Между тем внешний мир менялся. Несговорчивые жертвы террора все чаще обращались в европейские суды, добиваясь какой-то своей, чуждой ближневосточной морали, справедливости, и с каждой новой попыткой подбирались к ней ближе и ближе. Так что запастись охранной грамотой, понимал классик дискретных сношений, дело не лишнее…

Как и предполагал обер-опер, никакого мандата неприкосновенности премьер не выдал – ни текстового, ни клинописью, ни видеопосланием. При напоминании взорвался: «Моего слова хватит! Наедет кто – прикрою!» Чуть успокоившись, изумил авансом: «Операция удастся – каждому по «Итур Хагвура»*. Между тем на прощанье предостерег: «Держите нос по ветру. Не приведи господь, облажаетесь, в СССР застрянет миллион репатриантов! Без них арабов нам не сдюжить, размножаются, как китайцы». И уже простившись, с хитрющей миной посетовал: «Лучше бы, конечно, наша пушка. Жаль, не вышло».

В 7:00 Биренбойм вылетел в Берлин на правительственном самолете в сопровождении психолога, психиатра и двух разработчиков электронной техники.
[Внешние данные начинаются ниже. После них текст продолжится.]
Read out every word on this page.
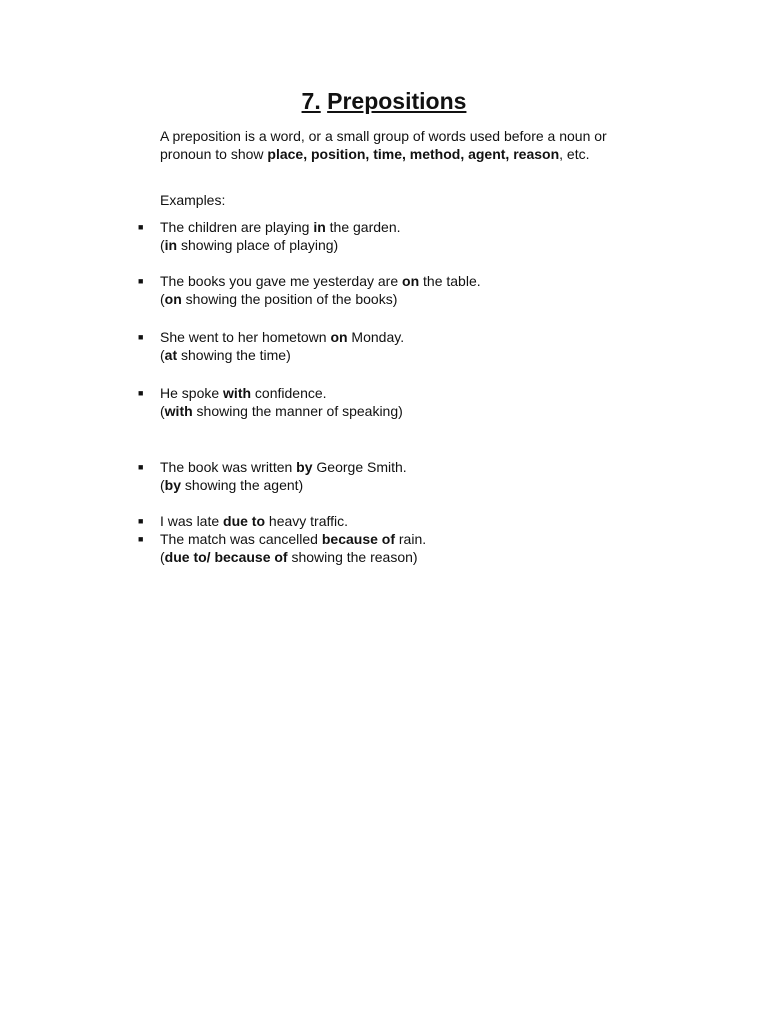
7. Prepositions

A preposition is a word, or a small group of words used before a noun or pronoun to show place, position, time, method, agent, reason, etc.

Examples:

■	The children are playing in the garden.
(in showing place of playing)
■	The books you gave me yesterday are on the table.
(on showing the position of the books)
■	She went to her hometown on Monday.
(at showing the time)
■	He spoke with confidence.
(with showing the manner of speaking)
■	The book was written by George Smith.
(by showing the agent)
■	I was late due to heavy traffic.
■	The match was cancelled because of rain.
(due to/ because of showing the reason)
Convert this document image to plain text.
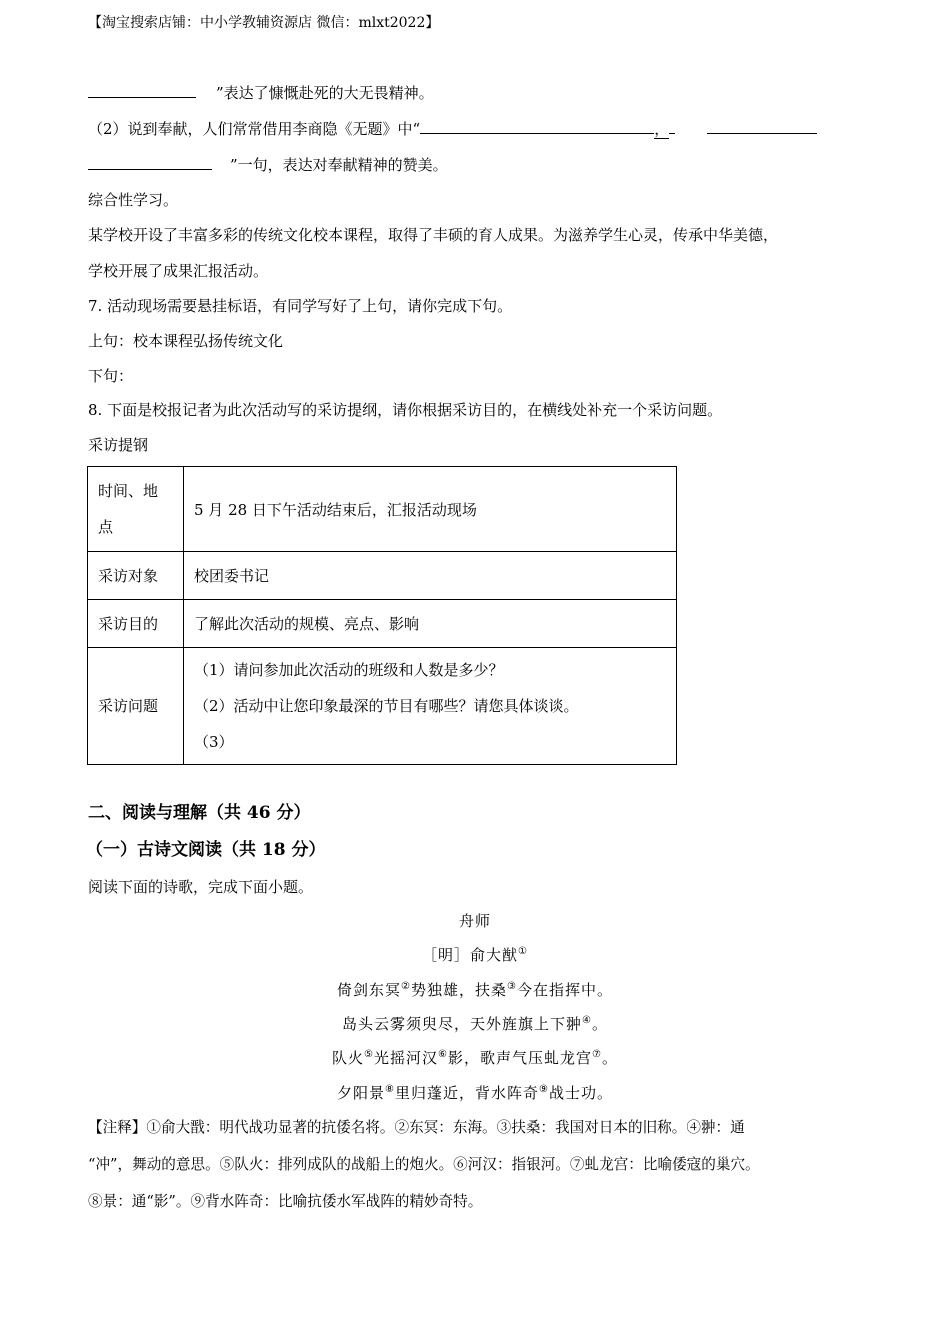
【淘宝搜索店铺：中小学教辅资源店 微信：mlxt2022】
”表达了慷慨赴死的大无畏精神。
（2）说到奉献，人们常常借用李商隐《无题》中“	，
”一句，表达对奉献精神的赞美。
综合性学习。
某学校开设了丰富多彩的传统文化校本课程，取得了丰硕的育人成果。为滋养学生心灵，传承中华美德，
学校开展了成果汇报活动。
7. 活动现场需要悬挂标语，有同学写好了上句，请你完成下句。
上句：校本课程弘扬传统文化
下句：
8. 下面是校报记者为此次活动写的采访提纲，请你根据采访目的，在横线处补充一个采访问题。
采访提钢
时间、地
点	5 月 28 日下午活动结束后，汇报活动现场
采访对象	校团委书记
采访目的	了解此次活动的规模、亮点、影响
采访问题	（1）请问参加此次活动的班级和人数是多少？
（2）活动中让您印象最深的节目有哪些？请您具体谈谈。
（3）
二、阅读与理解（共 46 分）
（一）古诗文阅读（共 18 分）
阅读下面的诗歌，完成下面小题。
舟师
［明］俞大猷①
倚剑东冥②势独雄，扶桑③今在指挥中。
岛头云雾须臾尽，天外旌旗上下翀④。
队火⑤光摇河汉⑥影，歌声气压虬龙宫⑦。
夕阳景⑧里归蓬近，背水阵奇⑨战士功。
【注释】①俞大戬：明代战功显著的抗倭名将。②东冥：东海。③扶桑：我国对日本的旧称。④翀：通
“冲”，舞动的意思。⑤队火：排列成队的战船上的炮火。⑥河汉：指银河。⑦虬龙宫：比喻倭寇的巢穴。
⑧景：通“影”。⑨背水阵奇：比喻抗倭水军战阵的精妙奇特。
На борту он вновь, как и сутки назад, отирался между явью и сном, передавая волнением прикрытых век маету мысли и чувств. Но, не в пример вчерашнему, прошлое отмежевалось, уступив горизонт злобе дня. Вместе с тем, за полчаса до посадки, при снижении, Дорон мысленно чертыхнулся, осознав, что моделировать предстоящую встречу – бессмысленно, ведь у случайных партнеров планы переменчивы. У удерживающих инициативу, в особенности. То, что «Моссад» в багдадском проекте «ведомый», на что налегал московский эмиссар, Биренбойм знал твердо, поскольку вся инфраструктура почина – под колпаком «коллег» из КГБ. Его ссылка на антигосударственный характер миссии «партнеров» хоть и сильный ход, все же не уравновешивала позиции сторон, поскольку манипулирование в серьезной игре умозрительным аргументом (не размахивать же донесением ценнейшего «крота»), по большому счету, бравада.

Между тем основная проблема высвечивалась не в асимметрии сил, а в том, что Биренбойм отказывался понимать один из мотивов где субподряда, а где контроперации заговорщиков: зачем им нужно, чтобы Саддам уцелел? Ведь диктатор, реквизировавший «черный» архив, буквально держит Крючкова за мошонку…

Глава 14

6 января 1991 г. 11:00 Багдад, президентский дворец

Мунир Аббас, глава службы безопасности Ирака, смотрелся спокойным, если не безучастным ко всему. Не тревожили его и резкие торможения «Вольво» – на стометровом отрезке между подземным гаражом и воротами дворца автомобиль трижды останавливали. Блокпосты. Чуть же ранее – его самого, приближенную к «телу» персону, охрана президента раздела до трусов. На сей раз – не рецидив мании преследования, неизлечимый недуг всех тиранов. Впрямь полмира точит на Саддама ножи. Оттого он мечется из бункера в бункер и, опасаясь отравления, практически не ест.

«Через полторы недели – война, впервые объявленная бесстрастным электронным табло, – пустился в размышления Аббас. – В ООН, простым голосованием. Консенсус, поддержанный Лигой арабских стран. И ни одного сочувствующего, не говоря уже союзника. Даже русские показали спину, к счастью, в коалицию не вступив. Иначе тотальный крах – большая часть военной инфраструктуры создана ими.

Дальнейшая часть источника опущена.